Il diabete gestazionale è una condizione limitata alla gravidanza: una volta nato il bambino, di solito, tutto torna normale, ma rimane un aumentato rischio di ammalarsi di diabete mellito di tipo 2, soprattutto entro 5 anni dal parto. I dati epidemiologici dimostrano che circa il 30-35% delle donne in età fertile affette da diabete di tipo 2 ha sofferto di diabete gestazionale.

L’esercizio fisico per difendersi dopo il diabete gestazionale

Uno studio pubblicato sul JAMA Internal Medicine ha dimostrato che praticare regolarmente attività fisica riduce il rischio di sviluppare il diabete di tipo 2 nelle donne con diabete mellito gestazionale.

Gli autori  hanno esaminato il ruolo dell’esercizio fisico nella prevenzione della progressione a diabete di tipo 2 in 4.554 donne con storia di diabete gestazionale.

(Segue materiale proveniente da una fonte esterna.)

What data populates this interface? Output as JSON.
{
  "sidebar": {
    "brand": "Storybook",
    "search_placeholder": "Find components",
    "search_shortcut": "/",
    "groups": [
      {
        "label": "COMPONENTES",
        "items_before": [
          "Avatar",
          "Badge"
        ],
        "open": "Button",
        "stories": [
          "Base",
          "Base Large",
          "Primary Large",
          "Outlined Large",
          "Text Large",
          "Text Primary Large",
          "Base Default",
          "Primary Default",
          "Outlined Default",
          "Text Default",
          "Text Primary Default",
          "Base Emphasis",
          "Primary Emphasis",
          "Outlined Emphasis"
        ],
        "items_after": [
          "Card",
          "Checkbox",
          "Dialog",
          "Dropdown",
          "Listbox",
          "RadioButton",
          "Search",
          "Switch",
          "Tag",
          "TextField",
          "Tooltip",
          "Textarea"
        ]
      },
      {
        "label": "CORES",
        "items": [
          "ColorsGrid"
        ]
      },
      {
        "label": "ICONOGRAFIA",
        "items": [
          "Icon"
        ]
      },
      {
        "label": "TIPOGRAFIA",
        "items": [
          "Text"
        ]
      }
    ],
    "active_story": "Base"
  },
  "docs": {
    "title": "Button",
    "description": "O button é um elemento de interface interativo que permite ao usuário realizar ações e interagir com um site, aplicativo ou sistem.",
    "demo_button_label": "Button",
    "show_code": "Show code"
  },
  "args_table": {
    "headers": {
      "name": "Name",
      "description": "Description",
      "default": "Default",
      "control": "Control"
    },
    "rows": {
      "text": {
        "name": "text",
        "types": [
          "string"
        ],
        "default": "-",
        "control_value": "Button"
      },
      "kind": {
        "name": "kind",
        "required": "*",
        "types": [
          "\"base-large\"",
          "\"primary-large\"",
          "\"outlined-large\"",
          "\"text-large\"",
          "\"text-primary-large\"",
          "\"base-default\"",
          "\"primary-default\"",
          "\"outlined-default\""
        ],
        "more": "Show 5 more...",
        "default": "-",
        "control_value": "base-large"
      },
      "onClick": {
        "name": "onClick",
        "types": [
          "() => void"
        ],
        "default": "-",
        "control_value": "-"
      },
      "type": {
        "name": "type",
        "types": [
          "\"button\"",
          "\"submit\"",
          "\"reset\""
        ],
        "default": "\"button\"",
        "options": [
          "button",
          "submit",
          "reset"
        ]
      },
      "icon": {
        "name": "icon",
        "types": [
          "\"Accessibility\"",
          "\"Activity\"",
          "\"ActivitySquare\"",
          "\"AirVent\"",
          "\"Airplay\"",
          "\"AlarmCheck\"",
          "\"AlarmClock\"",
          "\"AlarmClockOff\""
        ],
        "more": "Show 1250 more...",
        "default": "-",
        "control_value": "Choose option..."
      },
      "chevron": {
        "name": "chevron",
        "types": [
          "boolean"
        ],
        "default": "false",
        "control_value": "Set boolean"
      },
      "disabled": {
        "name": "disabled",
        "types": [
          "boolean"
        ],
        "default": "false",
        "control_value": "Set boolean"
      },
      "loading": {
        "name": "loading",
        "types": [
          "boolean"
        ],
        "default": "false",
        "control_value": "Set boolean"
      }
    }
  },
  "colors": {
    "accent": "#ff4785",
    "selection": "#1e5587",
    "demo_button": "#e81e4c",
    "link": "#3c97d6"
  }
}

Tutte le donne sono state seguite dal 1991 al 2007.

In pratica praticando settimanalmente 100 minuti di attività fisica di moderata intensità o 50 minuti di attività intensa si ottiene una riduzione del rischio di diabete di tipo 2 del 9%. Il rischio diminuisce del 47% praticando 150 minuti di attività fisica moderata, o 75 minuti di attività intensa alla settimana.

Cosa si intende per attività fisica di intensità moderata e intensa?

L’importanza del regolare esercizio fisico ed il significato di intensità sono ben descritti nelle Raccomandazioni globali dell’OMS:

L’intensità fa riferimento al ritmo con cui l’attività viene svolta e varia da persona a persona: a seconda del livello individuale di forma fisica. In generale camminare velocemente, ballare o fare i lavori domestici potrebbe essere considerato un esempio di attività fisica moderata, mentre correre, pedalare e nuotare velocemente o spostare carichi pesanti sono esempi di attività fisica intensa.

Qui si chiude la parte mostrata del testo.